Construct $\overline{DO},\overline{EO}$ intersect $\overline{AC},\overline{AB}$ at point $G,F$ respectively. (sorry for someone with OCD. (not in the problem!))

We know that $\square BDCO, \square CEBO$ are concyclic, we get

$B\hat{D}O = B\hat{C}O = B\hat{E}O = O\hat{D}C$ and

$C\hat{E}O = C\hat{B}O = B\hat{C}O = B\hat{E}O$. (extra: everything above is equal!)

** Need to prove $\overline{OF} \perp \overline{AB}$ and $\overline{OG} \perp \overline{AC}$.

Consider $\triangle AEF$; by definition of orthocenter, we get $\overline{OA} \perp \overline{EF}$.

- 4 years, 9 months ago

Q1: By Alternate Segment theorem $\pi-\angle ANC=\angle NBA=\pi-\angle CBN$ so we deduce $\triangle CBQ\sim\triangle PNC$. Hence $\angle CPN=\angle BQC=\angle NQP$ implying $PN=QN$.

Q5: Let the perpendicular bisector of $AC$ intersect $AB$ at $D'$. We have $\measuredangle BD'C=\measuredangle AD'C=2\measuredangle BAC=\measuredangle BOC$ meaning $BCOD'$ cyclic so $D'=D$. Similarly $E'=E$. Now in $\triangle ADE$ we have $O$ orthocenter, the result thus follows. (Angles are directed mod $\pi$)

- 4 years, 9 months ago

a circle has two types of tangents.which one is the largest?

- 4 years, 2 months ago

Finally cracked question 4. My solution is as follows : What we have to prove is equivalent to proving that DC=2EC. Thus we proceed as follows.
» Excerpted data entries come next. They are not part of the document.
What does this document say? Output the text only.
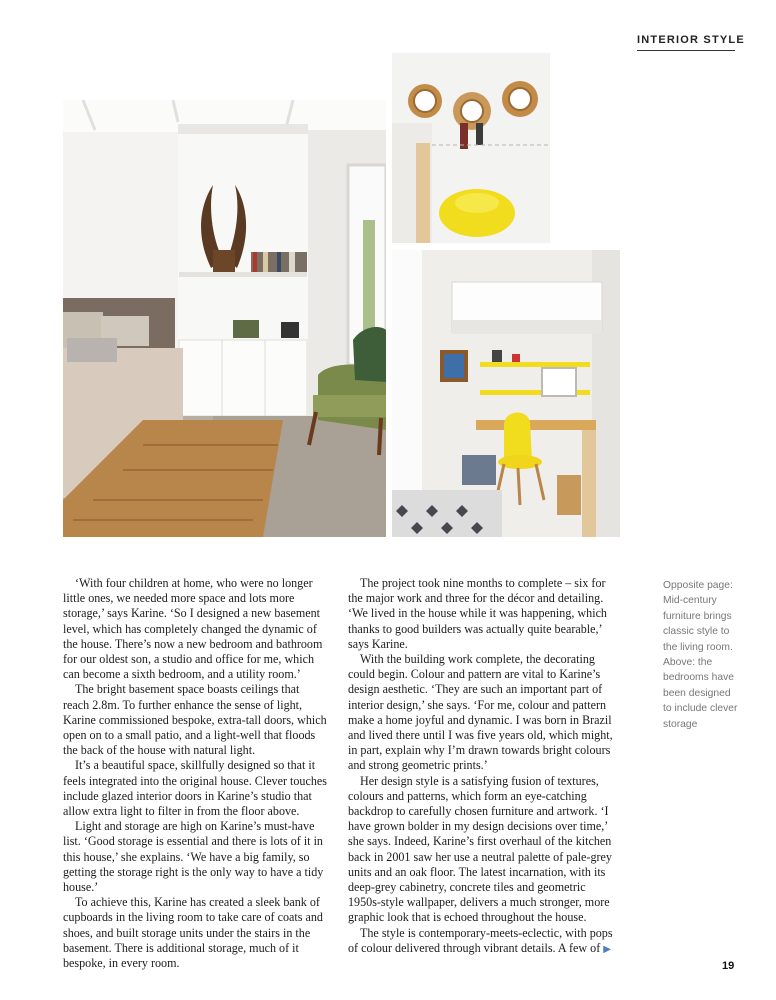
INTERIOR STYLE

‘With four children at home, who were no longer little ones, we needed more space and lots more storage,’ says Karine. ‘So I designed a new basement level, which has completely changed the dynamic of the house. There’s now a new bedroom and bathroom for our oldest son, a studio and office for me, which can become a sixth bedroom, and a utility room.’

The bright basement space boasts ceilings that reach 2.8m. To further enhance the sense of light, Karine commissioned bespoke, extra-tall doors, which open on to a small patio, and a light-well that floods the back of the house with natural light.

It’s a beautiful space, skillfully designed so that it feels integrated into the original house. Clever touches include glazed interior doors in Karine’s studio that allow extra light to filter in from the floor above.

Light and storage are high on Karine’s must-have list. ‘Good storage is essential and there is lots of it in this house,’ she explains. ‘We have a big family, so getting the storage right is the only way to have a tidy house.’

To achieve this, Karine has created a sleek bank of cupboards in the living room to take care of coats and shoes, and built storage units under the stairs in the basement. There is additional storage, much of it bespoke, in every room.

The project took nine months to complete – six for the major work and three for the décor and detailing. ‘We lived in the house while it was happening, which thanks to good builders was actually quite bearable,’ says Karine.

With the building work complete, the decorating could begin. Colour and pattern are vital to Karine’s design aesthetic. ‘They are such an important part of interior design,’ she says. ‘For me, colour and pattern make a home joyful and dynamic. I was born in Brazil and lived there until I was five years old, which might, in part, explain why I’m drawn towards bright colours and strong geometric prints.’

Her design style is a satisfying fusion of textures, colours and patterns, which form an eye-catching backdrop to carefully chosen furniture and artwork. ‘I have grown bolder in my design decisions over time,’ she says. Indeed, Karine’s first overhaul of the kitchen back in 2001 saw her use a neutral palette of pale-grey units and an oak floor. The latest incarnation, with its deep-grey cabinetry, concrete tiles and geometric 1950s-style wallpaper, delivers a much stronger, more graphic look that is echoed throughout the house.

The style is contemporary-meets-eclectic, with pops of colour delivered through vibrant details. A few of ▶

Opposite page: Mid-century furniture brings classic style to the living room. Above: the bedrooms have been designed to include clever storage
19
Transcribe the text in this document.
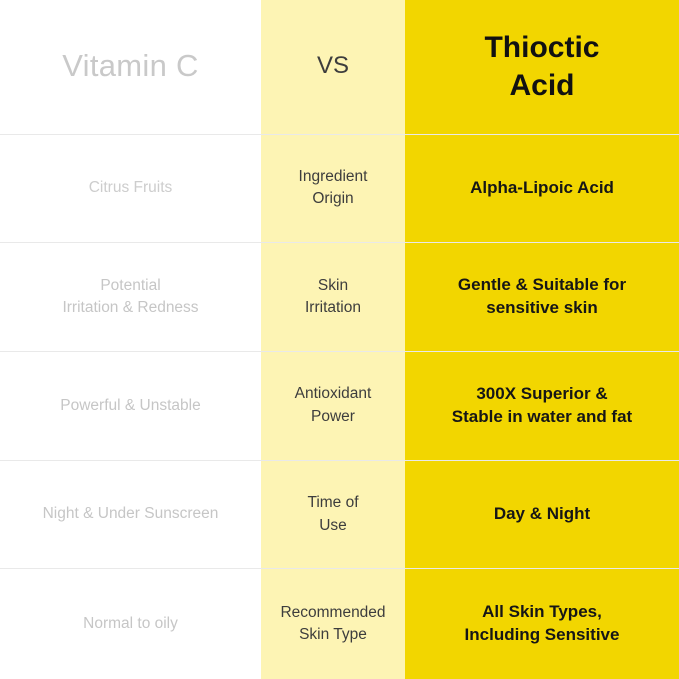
Vitamin C	VS
Thioctic
Acid
Citrus Fruits
Ingredient
Origin
Alpha-Lipoic Acid
Potential
Irritation & Redness
Skin
Irritation
Gentle & Suitable for
sensitive skin
Powerful & Unstable
Antioxidant
Power
300X Superior &
Stable in water and fat
Night & Under Sunscreen
Time of
Use
Day & Night
Normal to oily
Recommended
Skin Type
All Skin Types,
Including Sensitive
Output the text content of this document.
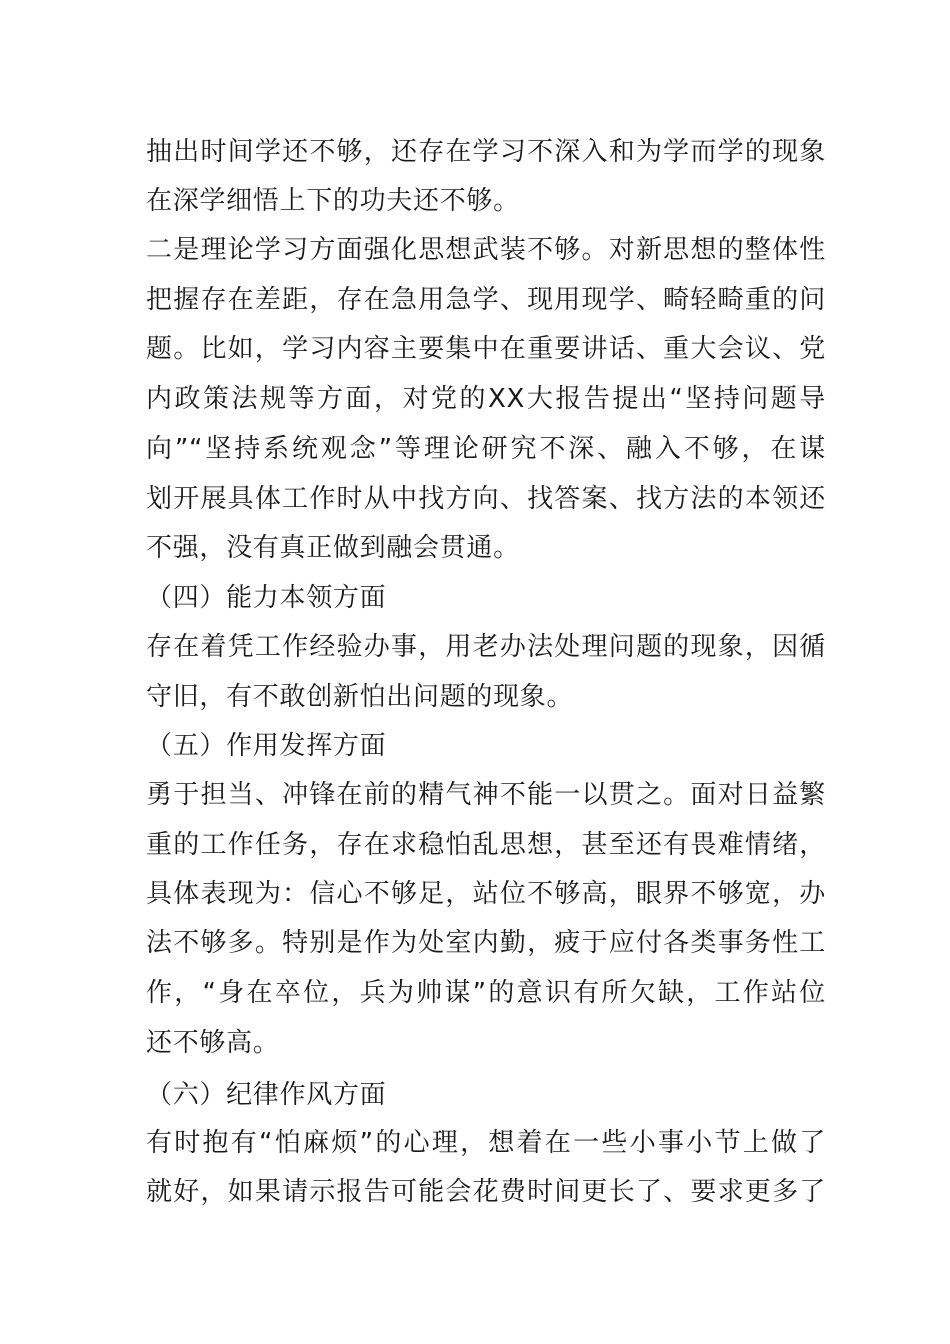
抽出时间学还不够，还存在学习不深入和为学而学的现象
在深学细悟上下的功夫还不够。
二是理论学习方面强化思想武装不够。对新思想的整体性
把握存在差距，存在急用急学、现用现学、畸轻畸重的问
题。比如，学习内容主要集中在重要讲话、重大会议、党
内政策法规等方面，对党的XX大报告提出“坚持问题导
向”“坚持系统观念”等理论研究不深、融入不够，在谋
划开展具体工作时从中找方向、找答案、找方法的本领还
不强，没有真正做到融会贯通。
（四）能力本领方面
存在着凭工作经验办事，用老办法处理问题的现象，因循
守旧，有不敢创新怕出问题的现象。
（五）作用发挥方面
勇于担当、冲锋在前的精气神不能一以贯之。面对日益繁
重的工作任务，存在求稳怕乱思想，甚至还有畏难情绪，
具体表现为：信心不够足，站位不够高，眼界不够宽，办
法不够多。特别是作为处室内勤，疲于应付各类事务性工
作，“身在卒位，兵为帅谋”的意识有所欠缺，工作站位
还不够高。
（六）纪律作风方面
有时抱有“怕麻烦”的心理，想着在一些小事小节上做了
就好，如果请示报告可能会花费时间更长了、要求更多了
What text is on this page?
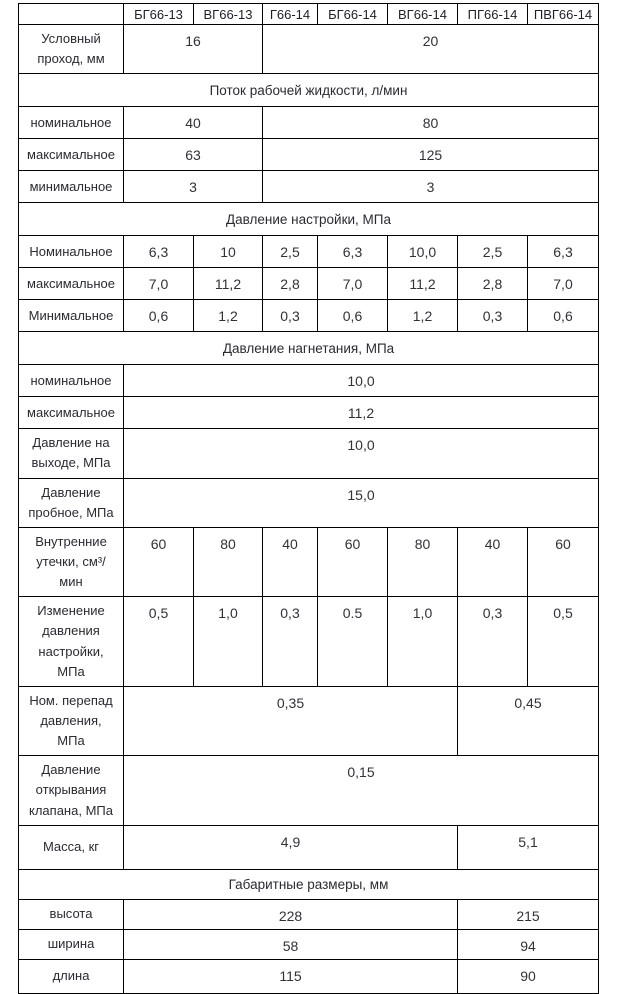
	БГ66-13	ВГ66-13	Г66-14	БГ66-14	ВГ66-14	ПГ66-14	ПВГ66-14
Условный проход, мм	16		20				
Поток рабочей жидкости, л/мин							
номинальное	40		80				
максимальное	63		125				
минимальное	3		3				
Давление настройки, МПа							
Номинальное	6,3	10	2,5	6,3	10,0	2,5	6,3
максимальное	7,0	11,2	2,8	7,0	11,2	2,8	7,0
Минимальное	0,6	1,2	0,3	0,6	1,2	0,3	0,6
Давление нагнетания, МПа							
номинальное	10,0						
максимальное	11,2						
Давление на выходе, МПа	10,0						
Давление пробное, МПа	15,0						
Внутренние утечки, см³/мин	60	80	40	60	80	40	60
Изменение давления настройки, МПа	0,5	1,0	0,3	0.5	1,0	0,3	0,5
Ном. перепад давления, МПа	0,35					0,45	
Давление открывания клапана, МПа	0,15						
Масса, кг	4,9					5,1	
Габаритные размеры, мм							
высота	228					215	
ширина	58					94	
длина	115					90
Drop a perpendicular from A to BD and let it meet BD at G and BC at F. Notice that ABD is an isosceles triangle and hence BG=GD. Observe that GF is parallel to DE. Hence BF=FE. Now we have triangle CED similar to triangle CFA. Thus, CD/DA=CE/EF. Use the fact that AD=2EF. Hence obtain that DC=2.EC Hence proved

- 3 years, 9 months ago

I am also done with question 3. Denote by O the midpoint of AB. Notice that OP=OR=R/2 , PC=R and hence apply Appolonius Theorem on triangle OBC with the median as PC. We get a(i.e. BC)=R(1.5)^0.5 We also know that c=2R. Hence by Pythagoras theorem we can find b and hence we can get the ratio of the sides.

- 3 years, 9 months ago